Often with a simple breeding project, breeders can design the trait to make the efficiency of the technology, equipment, or process better. 


The USDA report mentioned, and with concern, how there are fewer public breeding programs in our universities. Public institutions also can benefit with the trend towards collaboration. Many modern technologies (including innovative breeding methods) originate from the university system and, as they use collaborative association with commercial stakeholders, increased revenue and growth will come to the public sector. The vegetable breeding sector has examples where groups of breeding companies collaborate in cooperative basic research programs and share the outcomes with the industry.
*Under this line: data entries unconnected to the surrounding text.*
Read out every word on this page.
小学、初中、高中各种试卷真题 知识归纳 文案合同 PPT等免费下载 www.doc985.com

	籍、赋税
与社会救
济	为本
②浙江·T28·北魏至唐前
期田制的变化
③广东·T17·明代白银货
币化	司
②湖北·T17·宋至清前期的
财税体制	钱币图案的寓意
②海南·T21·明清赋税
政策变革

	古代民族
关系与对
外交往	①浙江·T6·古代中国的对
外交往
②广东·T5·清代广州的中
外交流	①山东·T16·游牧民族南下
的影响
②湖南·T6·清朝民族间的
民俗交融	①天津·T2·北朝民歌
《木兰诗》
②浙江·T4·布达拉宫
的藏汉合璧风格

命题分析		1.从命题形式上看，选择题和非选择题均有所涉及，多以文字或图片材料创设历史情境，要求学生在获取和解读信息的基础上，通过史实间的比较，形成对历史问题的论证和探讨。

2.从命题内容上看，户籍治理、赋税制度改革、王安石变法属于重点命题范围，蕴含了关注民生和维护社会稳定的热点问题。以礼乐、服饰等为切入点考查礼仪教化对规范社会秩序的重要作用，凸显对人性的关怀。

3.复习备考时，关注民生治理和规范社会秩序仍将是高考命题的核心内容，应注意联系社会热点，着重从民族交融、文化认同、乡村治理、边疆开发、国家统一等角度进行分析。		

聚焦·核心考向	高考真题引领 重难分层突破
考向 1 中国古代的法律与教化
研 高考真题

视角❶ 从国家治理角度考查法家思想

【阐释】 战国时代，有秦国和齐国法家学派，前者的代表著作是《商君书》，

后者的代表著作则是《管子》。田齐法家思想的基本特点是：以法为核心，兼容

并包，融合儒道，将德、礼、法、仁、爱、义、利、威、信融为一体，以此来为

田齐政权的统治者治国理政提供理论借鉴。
A few examples are the Keygene initiative in the Netherlands and the Seed Biotechnology Center at UC Davis. Since 2006, UC Davis Plant Breeding Academy has trained over 400 plant breeders covering all different crops.  

Licensing opportunities

In recent time we also see the development of new companies in the marketplace who some have called the Breeding Company 2.0.  These companies don’t fit the traditional vegetable breeding company model but often focus on one or a few specific traits and then licence these innovations to other breeding companies. Large companies can benefit, but small breeding companies can too with access to advance breeding events that would be difficult financially without the high level of research capital. 

The vegetable seed industry must grapple with many challenges ahead, from climate change to policies around new technologies to changing market demands. Is your company using collaboration to best meet these and other challenges?